I use Power Pro braid because it works.  Its small diameter allows for more line on a given reel.  It is abrasion resistant and easy to work with. There is almost no stretch so it is much more sensitive than mono.  There are two negatives with Power Pro.  One is it is very visible. The solution is to attach a leader.  Either monofilament or fluorocarbon. Mono is cheaper than fluorocarbon but is more visible in the water. The second negative is that it is slippery.  Knots tend to pull apart and the spool of the line can spin on the spool.  I have found knots that work easily with braid to mono or fluorocarbon.  See my section on knots.

The Penn reel has is a rubber bottom on the spool so that braid will not spin on the spool.  This makes a direct connection of braid to spool possible.

None of the other reels have this so other techniques must be used.  I have tried to twist a heavy rubber band around the spool before putting the line on with limited success.  Eventually, all the line starts to spin on the spool, not good when you have a fish on.  The standard solution is to attach monofilament backing to the spool first.  Since I have found an easy knot to connect braid to mono this is the best solution.  I put enough mono on the reel to cover the bottom so that the braid had something to bite into then attach braid.

Hooks

Circle Hook

Circle Hook

For live bait, I generally use a 2/0 or 3/0 circle hook.  Circle hooks don’t seem to be of uniform sizes so it is best to buy two different types to compare.  That said my favorites are the Mustad UltraPoint Demon in-line Circle hook or the Owner’s Mutu Light Circle Hook.  Any good quality hook will work.  I prefer circle hooks because they almost always hook a fish in the lip.  The technique that I use to set the hook is a little different from what you will see on other sites.  I have found that if I just reel in the fish I will lose fish that just spit the hook.  I start to reel till I feel the fish then I gently set the hook.  The hook set doesn’t need to be hard just enough to get the point to penetrate.
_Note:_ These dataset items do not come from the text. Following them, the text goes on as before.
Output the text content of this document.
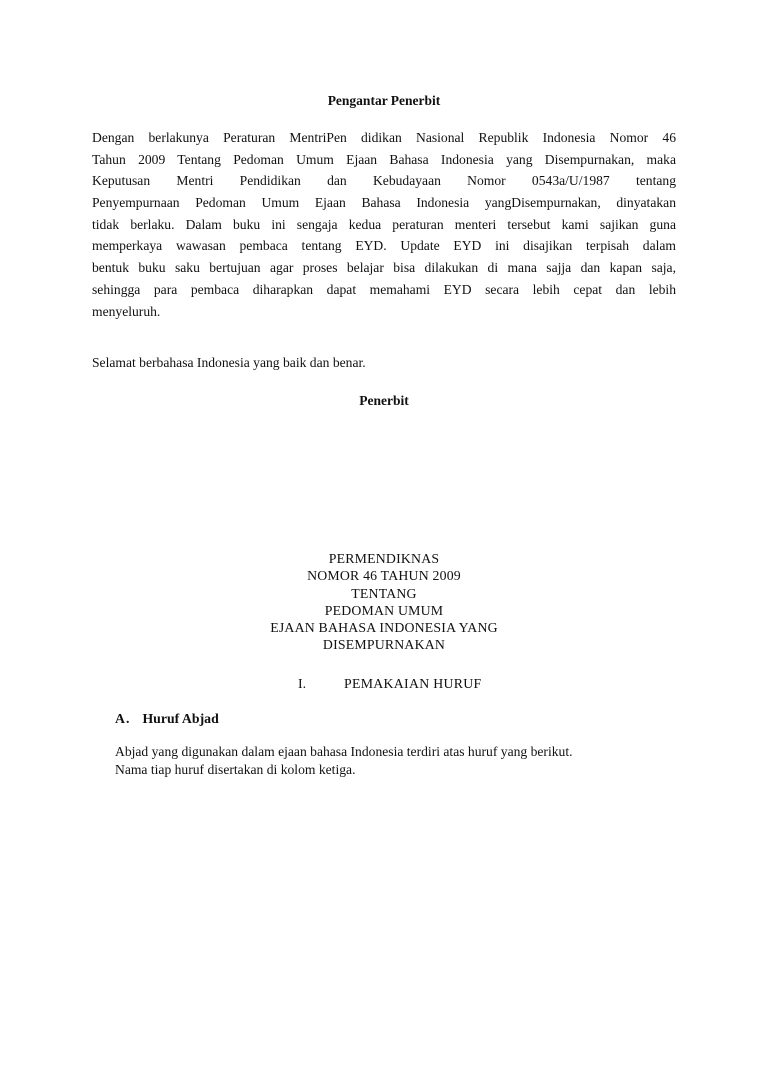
Pengantar Penerbit
Dengan berlakunya Peraturan MentriPen didikan Nasional Republik Indonesia Nomor 46
Tahun 2009 Tentang Pedoman Umum Ejaan Bahasa Indonesia yang Disempurnakan, maka
Keputusan Mentri Pendidikan dan Kebudayaan Nomor 0543a/U/1987 tentang
Penyempurnaan Pedoman Umum Ejaan Bahasa Indonesia yangDisempurnakan, dinyatakan
tidak berlaku. Dalam buku ini sengaja kedua peraturan menteri tersebut kami sajikan guna
memperkaya wawasan pembaca tentang EYD. Update EYD ini disajikan terpisah dalam
bentuk buku saku bertujuan agar proses belajar bisa dilakukan di mana sajja dan kapan saja,
sehingga para pembaca diharapkan dapat memahami EYD secara lebih cepat dan lebih
menyeluruh.
Selamat berbahasa Indonesia yang baik dan benar.
Penerbit
PERMENDIKNAS
NOMOR 46 TAHUN 2009
TENTANG
PEDOMAN UMUM
EJAAN BAHASA INDONESIA YANG
DISEMPURNAKAN
I.	PEMAKAIAN HURUF
A. Huruf Abjad
Abjad yang digunakan dalam ejaan bahasa Indonesia terdiri atas huruf yang berikut.
Nama tiap huruf disertakan di kolom ketiga.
The initial movement of the hook brings it forward in the fishes mouth so a gut hook is less likely.   I think that I hook about 90% of the bites that I get.

Jigs

Jig

Jig

Weighted Hook

Weighted Hook

I’ve stopped using conventional jigs except in very deep water. Instead, I have switched to weighted hooks.   Most of these hooks offer a coil spring on the eye to help secure the swimbait to the hook.  This arrangement offers a more natural action for the swimbait.